Alarmingly relevant now that supermarket meat aisles seem more like minefields, a chapter on food biotechnology reveals just how far and wide an industry will go to obscure the potential harm of their products. In one example, biotech giant Monsanto—once a leader in saccharin, PCBs, and Agent Orange production—successfully blocked negative news coverage of the bovine growth hormone rBGH with the aid of a vast PR web and, of course, talented lawyers.

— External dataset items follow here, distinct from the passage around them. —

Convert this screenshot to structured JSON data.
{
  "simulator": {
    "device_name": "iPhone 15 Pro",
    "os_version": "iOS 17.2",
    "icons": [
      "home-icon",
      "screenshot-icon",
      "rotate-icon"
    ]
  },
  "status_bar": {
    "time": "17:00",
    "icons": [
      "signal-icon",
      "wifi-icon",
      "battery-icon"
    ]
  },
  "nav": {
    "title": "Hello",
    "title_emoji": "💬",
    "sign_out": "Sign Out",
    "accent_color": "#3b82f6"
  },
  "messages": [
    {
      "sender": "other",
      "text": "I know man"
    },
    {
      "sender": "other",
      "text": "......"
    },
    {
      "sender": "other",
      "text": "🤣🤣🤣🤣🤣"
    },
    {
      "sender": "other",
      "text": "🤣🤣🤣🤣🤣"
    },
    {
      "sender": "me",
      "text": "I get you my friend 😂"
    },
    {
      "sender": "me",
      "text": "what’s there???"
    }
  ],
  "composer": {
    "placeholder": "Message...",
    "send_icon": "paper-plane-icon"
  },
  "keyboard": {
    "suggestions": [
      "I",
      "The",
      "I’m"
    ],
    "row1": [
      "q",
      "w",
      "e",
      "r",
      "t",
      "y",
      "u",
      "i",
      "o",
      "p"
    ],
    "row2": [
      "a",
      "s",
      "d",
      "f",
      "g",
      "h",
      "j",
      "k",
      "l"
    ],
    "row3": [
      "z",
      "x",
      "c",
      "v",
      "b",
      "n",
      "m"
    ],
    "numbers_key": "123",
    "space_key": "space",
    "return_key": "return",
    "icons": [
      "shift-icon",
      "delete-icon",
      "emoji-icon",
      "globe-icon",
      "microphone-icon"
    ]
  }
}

With innocuous-sounding groups such as the American Dietetic Association and the International Food Information Council weighing in, Monsanto managed to pressure, cajole, and mislead editors and reporters at such prestigious outlets as USA Today, The New York Times, and The Wall Street Journal. When two Florida television news reporters nevertheless put together an exposé suggesting that rBGH had never been adequately tested for its cancer-causing potential, that cows were getting sick from it, and that supermarkets were not taking promised measures to screen rBGH-using suppliers, Monsanto sent in the lawyers. The investigation never aired, and both reporters were eventually fired.


The further you read, the greater the risk of paranoid fatalism.

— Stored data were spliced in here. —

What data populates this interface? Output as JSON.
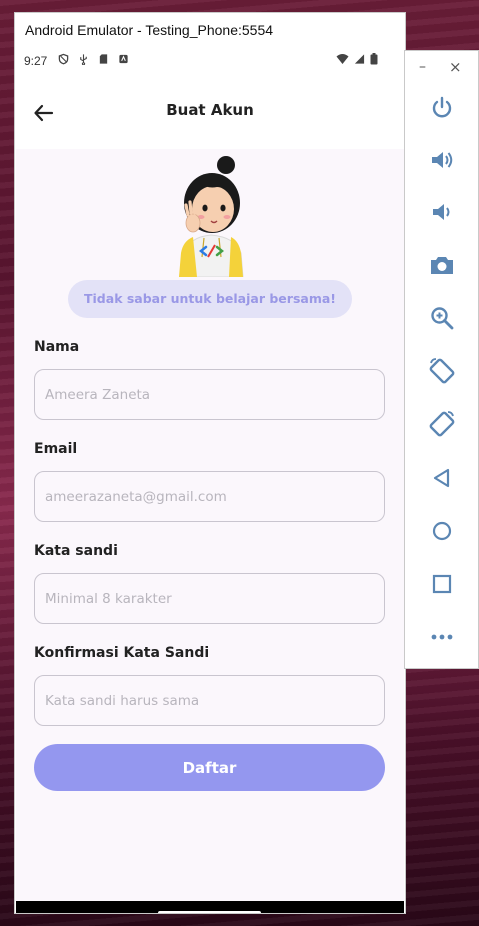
{
  "emulator": {
    "title": "Android Emulator - Testing_Phone:5554"
  },
  "statusbar": {
    "time": "9:27",
    "left_icons": [
      "shield-icon",
      "usb-icon",
      "sd-card-icon",
      "notification-icon"
    ],
    "right_icons": [
      "wifi-icon",
      "signal-icon",
      "battery-icon"
    ]
  },
  "appbar": {
    "title": "Buat Akun",
    "back_icon": "arrow-left-icon"
  },
  "hero": {
    "tagline": "Tidak sabar untuk belajar bersama!"
  },
  "form": {
    "name": {
      "label": "Nama",
      "placeholder": "Ameera Zaneta",
      "value": ""
    },
    "email": {
      "label": "Email",
      "placeholder": "ameerazaneta@gmail.com",
      "value": ""
    },
    "password": {
      "label": "Kata sandi",
      "placeholder": "Minimal 8 karakter",
      "value": ""
    },
    "confirm": {
      "label": "Konfirmasi Kata Sandi",
      "placeholder": "Kata sandi harus sama",
      "value": ""
    },
    "submit_label": "Daftar"
  },
  "toolbar": {
    "minimize": "–",
    "close": "×",
    "buttons": [
      "power-icon",
      "volume-up-icon",
      "volume-down-icon",
      "camera-icon",
      "zoom-icon",
      "rotate-left-icon",
      "rotate-right-icon",
      "back-icon",
      "home-icon",
      "overview-icon",
      "more-icon"
    ]
  },
  "colors": {
    "accent": "#9497ef",
    "pill_bg": "#e3e2f7",
    "pill_text": "#9a98e6",
    "toolbar_icon": "#5b86b3"
  }
}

Trust Us, We're Experts! is an education in public relations from the folks at the nonprofit Center for Media and Democracy, which puts out the quarterly PR Watch. The authors drop morbidly fascinating tidbits of insider information. One of them: Companies can purchase software that helps them gauge the tolerance level of shareholders for unsavory business practices, like, say, environmental destruction or the ravaging of third-world populations.

The further you read, the greater the risk of paranoid fatalism. With billions of dollars and some of the world's greatest minds working against us, aren't we doomed? How can we ever again read the newspaper, eat dinner, go for a swim, take a walk, swallow a pill, trust anyone, or be sure of anything? We begin to question the most minor assumptions—after all, the ones about oat bran as a cholesterol fighter, red wine as a weapon against heart disease, and zinc as a shortcut around the common cold apparently rest on shaky ground.

The best defense, argue Rampton and Stauber, is active skepticism. Skepticism of the experts, people who come at you from a position of authority with a vast body of information and an agenda. And active seeking of the truth, preferably in concert with others who are dedicated to rooting out corporate evil.

Of course, if you've really learned your lesson, your first question will be: How much of this book is a crock? The authors aren't taking any chances—they've provided extensive footnotes. If you're still skeptical, why not do as they say and investigate them? Call up the Center for Media and Democracy; demand a list of funders and their contributions.

There isn't likely to be much corporate support there. These guys come from the far side of liberal. Saying so is not to detract from their exhaustively detailed reportage and calmly convincing tone; indeed, the book is generally light on rhetoric, and there's hardly a radical quoted. But the public stranglehold of corrupt experts is framed as a crisis of "democracy," which the authors see as not just freedom from having your mind messed with, but also a level of engagement that drives citizens to become their own experts. And in their conclusion, Rampton and Stauber reveal the depth of their colors: "Activism enriches our lives in multiple ways. It brings us into personal contact with other people who are informed, passionate, and altruistic. . . . It is a path to enlightenment."

Corny, yes. But by that point, we need something warm and fuzzy to cling to.